Tanto que vivemos uma situação paradoxal. Desde o começo da pandemia, segundo o Datafolha, nunca os brasileiros saíram tanto e tão sem máscaras. Mais de 70% dos entrevistados já estão vivendo a vida normalmente (12%) ou tomando cuidado, mas saindo para trabalhar ou fazer outras atividades (60%).

Ao mesmo tempo, 45% dos entrevistados acham que a pandemia está fora de controle, uma proporção que se via desde o primeiro semestre de 2021. Ou seja, as pessoas sabem que o vírus está circulando, mas se sentem protegidas e seguras mesmo assim.

Tanto que muitos, quase 40%, se aglomeraram no Réveillon com mais de seis pessoas.

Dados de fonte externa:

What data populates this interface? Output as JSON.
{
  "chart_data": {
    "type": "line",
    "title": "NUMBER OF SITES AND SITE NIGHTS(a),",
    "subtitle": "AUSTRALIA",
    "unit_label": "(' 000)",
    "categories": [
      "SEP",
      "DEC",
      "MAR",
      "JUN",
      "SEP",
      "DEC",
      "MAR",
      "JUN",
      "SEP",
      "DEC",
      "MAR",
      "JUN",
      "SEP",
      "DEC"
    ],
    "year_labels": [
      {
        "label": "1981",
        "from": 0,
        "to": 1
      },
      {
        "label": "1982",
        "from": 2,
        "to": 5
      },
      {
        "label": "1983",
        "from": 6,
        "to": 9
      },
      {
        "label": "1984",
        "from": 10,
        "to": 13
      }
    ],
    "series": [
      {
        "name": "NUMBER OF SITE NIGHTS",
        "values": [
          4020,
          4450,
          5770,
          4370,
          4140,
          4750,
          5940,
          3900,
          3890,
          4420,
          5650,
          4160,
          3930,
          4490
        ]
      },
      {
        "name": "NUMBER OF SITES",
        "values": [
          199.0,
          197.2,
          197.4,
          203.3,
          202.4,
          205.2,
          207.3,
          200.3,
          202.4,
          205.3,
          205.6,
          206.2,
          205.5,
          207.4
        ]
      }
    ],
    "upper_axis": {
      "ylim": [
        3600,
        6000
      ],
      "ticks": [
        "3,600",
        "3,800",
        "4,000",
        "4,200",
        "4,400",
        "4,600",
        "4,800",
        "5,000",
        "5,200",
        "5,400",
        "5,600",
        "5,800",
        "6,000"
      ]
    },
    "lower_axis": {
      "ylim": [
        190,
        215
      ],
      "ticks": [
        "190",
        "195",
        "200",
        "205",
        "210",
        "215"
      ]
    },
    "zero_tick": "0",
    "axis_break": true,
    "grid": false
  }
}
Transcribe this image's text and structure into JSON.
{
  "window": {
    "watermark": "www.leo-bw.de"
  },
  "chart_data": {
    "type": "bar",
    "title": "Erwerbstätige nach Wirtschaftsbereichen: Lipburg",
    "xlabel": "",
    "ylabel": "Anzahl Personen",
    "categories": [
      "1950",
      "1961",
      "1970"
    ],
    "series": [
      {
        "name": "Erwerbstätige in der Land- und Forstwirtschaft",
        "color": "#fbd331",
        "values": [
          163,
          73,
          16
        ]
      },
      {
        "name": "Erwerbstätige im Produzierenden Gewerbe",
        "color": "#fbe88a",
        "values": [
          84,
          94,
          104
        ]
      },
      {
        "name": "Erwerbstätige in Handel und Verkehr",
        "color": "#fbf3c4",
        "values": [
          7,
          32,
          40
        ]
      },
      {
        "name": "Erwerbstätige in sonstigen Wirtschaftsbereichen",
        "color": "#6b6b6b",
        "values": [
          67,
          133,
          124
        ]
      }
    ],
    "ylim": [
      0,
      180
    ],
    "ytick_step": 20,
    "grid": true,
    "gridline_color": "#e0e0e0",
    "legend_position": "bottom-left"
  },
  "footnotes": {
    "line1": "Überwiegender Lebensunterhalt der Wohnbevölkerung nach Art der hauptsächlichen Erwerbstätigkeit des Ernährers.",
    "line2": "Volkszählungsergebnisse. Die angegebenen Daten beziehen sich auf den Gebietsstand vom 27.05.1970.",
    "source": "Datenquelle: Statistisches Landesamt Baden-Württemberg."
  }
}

Uma circulação que ainda vai cobrar um preço caro em internações.

Não estamos tranquilos. Apesar da proteção que vacinados ainda têm mesmo contra hospitalização pela ômicron, se ainda tivermos 10% dos adultos sem vacina, podemos esperar um grande estrago.

Muitas crianças ainda não estão vacinadas e esse foi um grupo especialmente atingido onde a ômicron já se espalhou.

No Reino Unido, mais de 60% dos leitos de UTI são ocupados pelos menos de 10% da população que não se vacinou. É uma parcela pequena que não se protegeu e que está sofrendo mais e ocupando mais o sistema de saúde.

Onde os nossos adultos não vacinados estiverem, seja esparsos pelo país seja concentrados em regiões atrasadas na vacinação, darão trabalho para o SUS. Esse elefante pode ser muito maior do que nossos sentidos nos informam.